Earning a college roster spot is part of a long process and a culmination of lots of hard work. But it isn’t just about athletic performance—there are other factors at play. In order to get the best show at competing in college, student-athletes should research college rosters to see how they can fit.

“What do college sports programs look for?” and “What are college coaches looking for?” are two common questions that we get here at NCSA, but a deeper look at a program’s roster can help athletes and families answer those questions. By spending the time to look on a college program’s website and analyze the roster, potential recruits can save themselves a lot of time and effort.

Will the team be recruiting your position or event?

As a prospect, you could be a standout athlete that many college coaches would love to have on their roster. However, if you play a certain position or compete in a certain event and your target school has a logjam of athletes at that position or event, then it will be difficult to earn a roster spot.

On the other hand, if you look at a college roster and see that there are several seniors graduating the same year that you will be coming into college, that shows the college coach may have a need for new recruits.

One thing to note is that certain college programs recruit more transfers and junior college student-athletes than others. It’s smart to keep an eye out for this, especially for potential recruits who are still a few years away from college.

By tracking athletes at each position and event, graduating seniors and incoming transfers, potential recruits can get a good idea of when the college coach will need to fill roster spots.

Is the team a good athletic fit?

Considering over 45% of underclassmen athletes are not listed on their college roster the following year, it’s important for recruits to understand their athletic fit with any team. Is playing at a D1 program your top priority, even if it means getting little to no playing time for multiple years? Would you be more satisfied getting more playing time and having more free time while getting a great education at a high-academic D3 college? These are questions to ask yourself.

Potential recruits can also do some valuable research by looking into the athletic level of the college roster and ask themselves:

Does the program recruit locally, nationally or internationally?

It could be personal connections, a limited travel budget or just habit, but college coaches sometimes recruit from the same schools, clubs and regions year after year. Some don’t, but it’s smart to see where rostered athletes are coming from.

If a program mostly recruits locally and you’re in that region, that’s good news for you. If a program recruits locally in a different region, or internationally, you’ll likely have to put in some extra work to get noticed. For international athletes, any program may potentially show interest, but you may want to start with those that recruit internationally first.

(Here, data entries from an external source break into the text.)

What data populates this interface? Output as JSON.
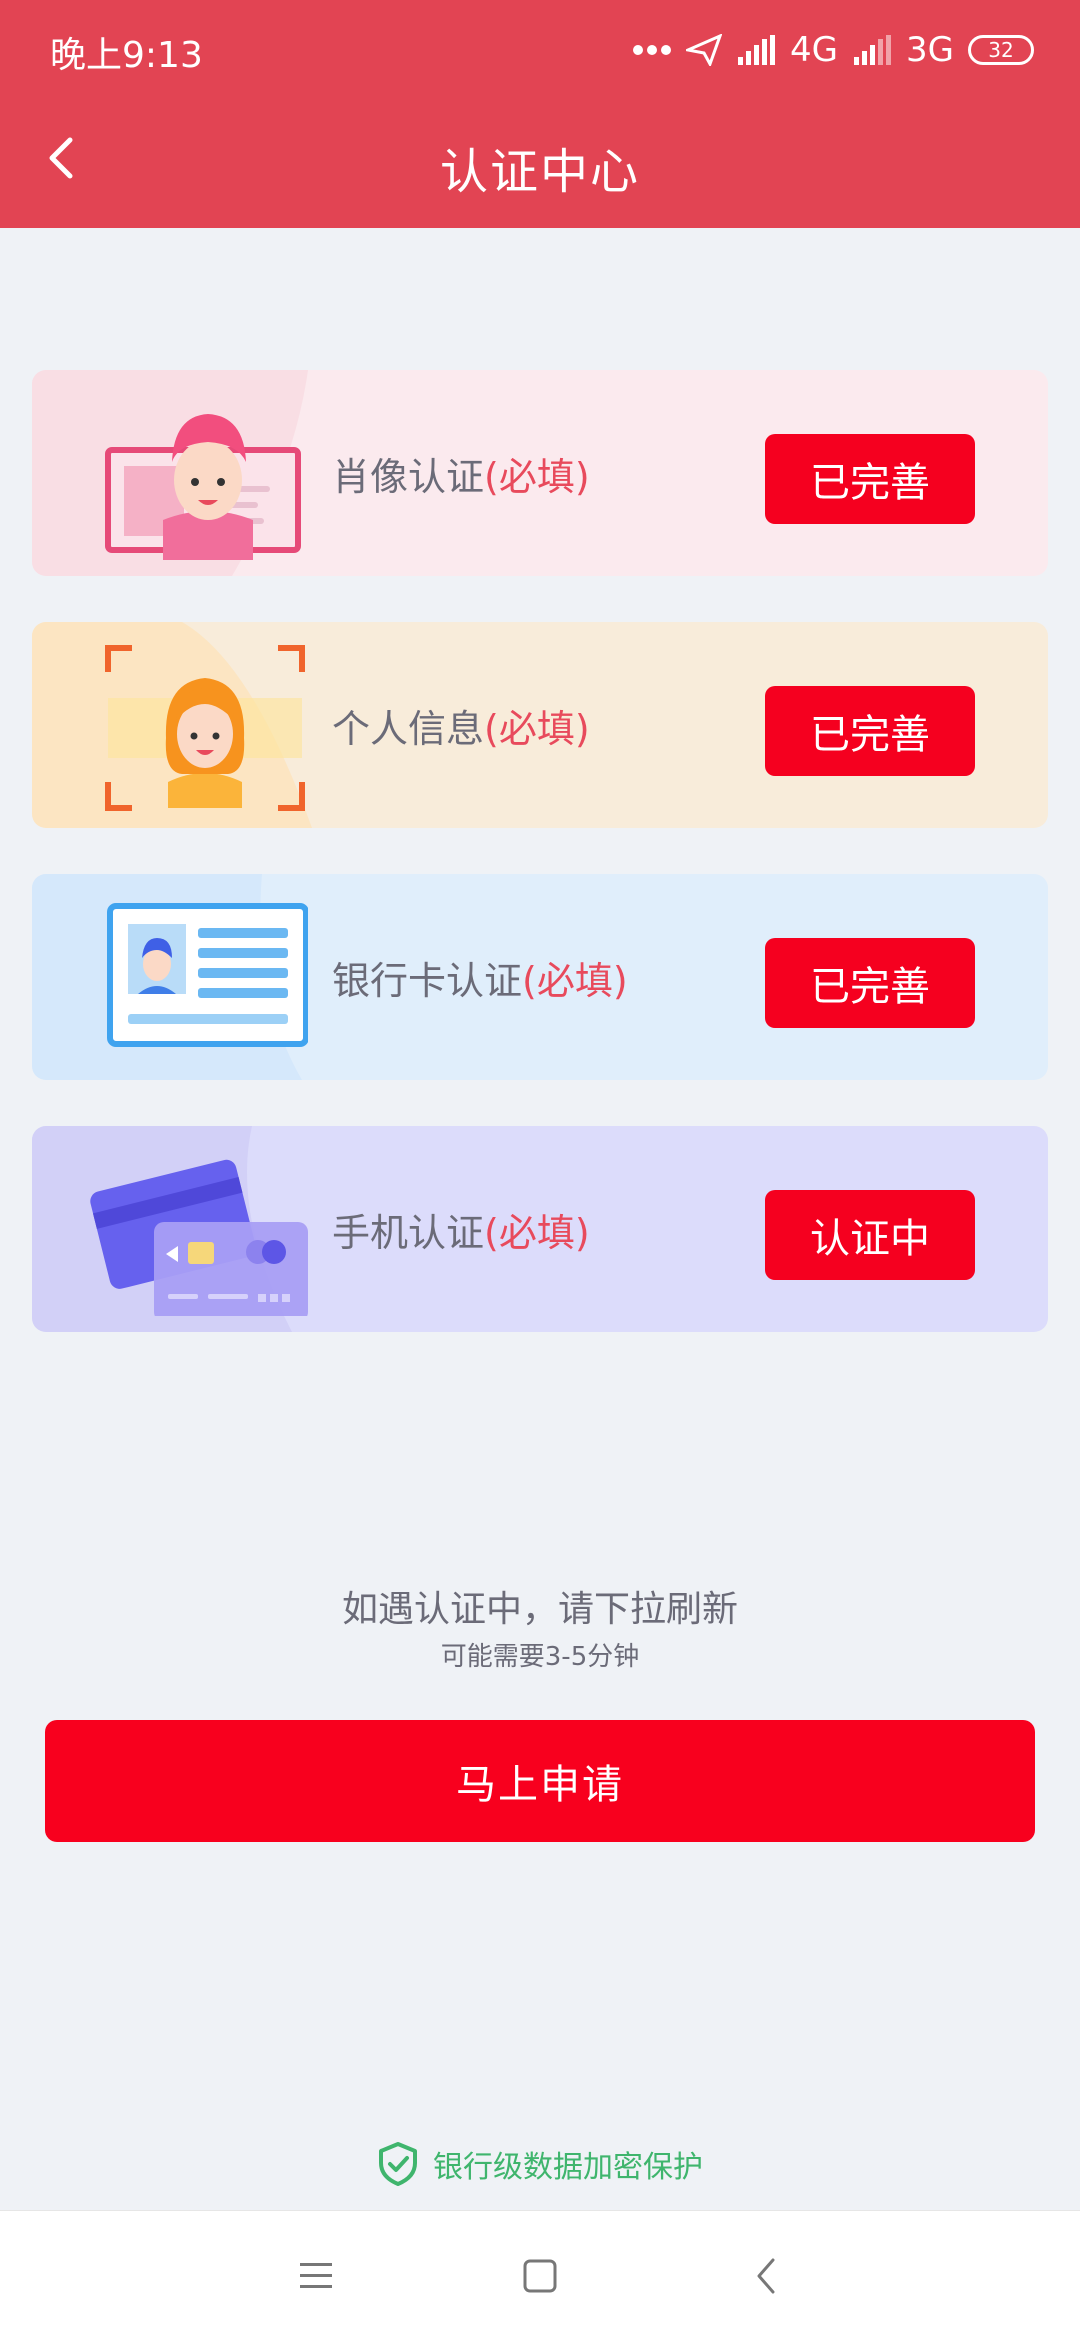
{
  "status_bar": {
    "time": "晚上9:13",
    "network_1": "4G",
    "network_2": "3G",
    "battery": "32"
  },
  "header": {
    "title": "认证中心"
  },
  "cards": [
    {
      "label": "肖像认证",
      "required": "(必填)",
      "status": "已完善",
      "icon": "portrait-icon",
      "bg": "#fbeaee",
      "corner": "#f9e0e6"
    },
    {
      "label": "个人信息",
      "required": "(必填)",
      "status": "已完善",
      "icon": "personal-info-icon",
      "bg": "#f8ecda",
      "corner": "#fbe7c8"
    },
    {
      "label": "银行卡认证",
      "required": "(必填)",
      "status": "已完善",
      "icon": "bank-card-icon",
      "bg": "#e0eefb",
      "corner": "#d4e8fa"
    },
    {
      "label": "手机认证",
      "required": "(必填)",
      "status": "认证中",
      "icon": "phone-card-icon",
      "bg": "#dcdcfb",
      "corner": "#d2d1f8"
    }
  ],
  "tip": {
    "title": "如遇认证中，请下拉刷新",
    "subtitle": "可能需要3-5分钟"
  },
  "apply_button": "马上申请",
  "security_text": "银行级数据加密保护",
  "colors": {
    "header": "#e24453",
    "primary_button": "#f5001f",
    "required_text": "#e84a5c",
    "security_green": "#3fb56d"
  }
}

Who can you contact to get noticed?

Besides rosters, athletic program websites usually also offer contact information for college coaches, which you’ll need to get noticed throughout the recruiting process. Of course, NCSA members have access to contact info and roster openings for college programs, but this is another (more roundabout) way to get that information. You’ll generally want to seek out and contact assistant coaches since head coaches tend to be busier throughout the year.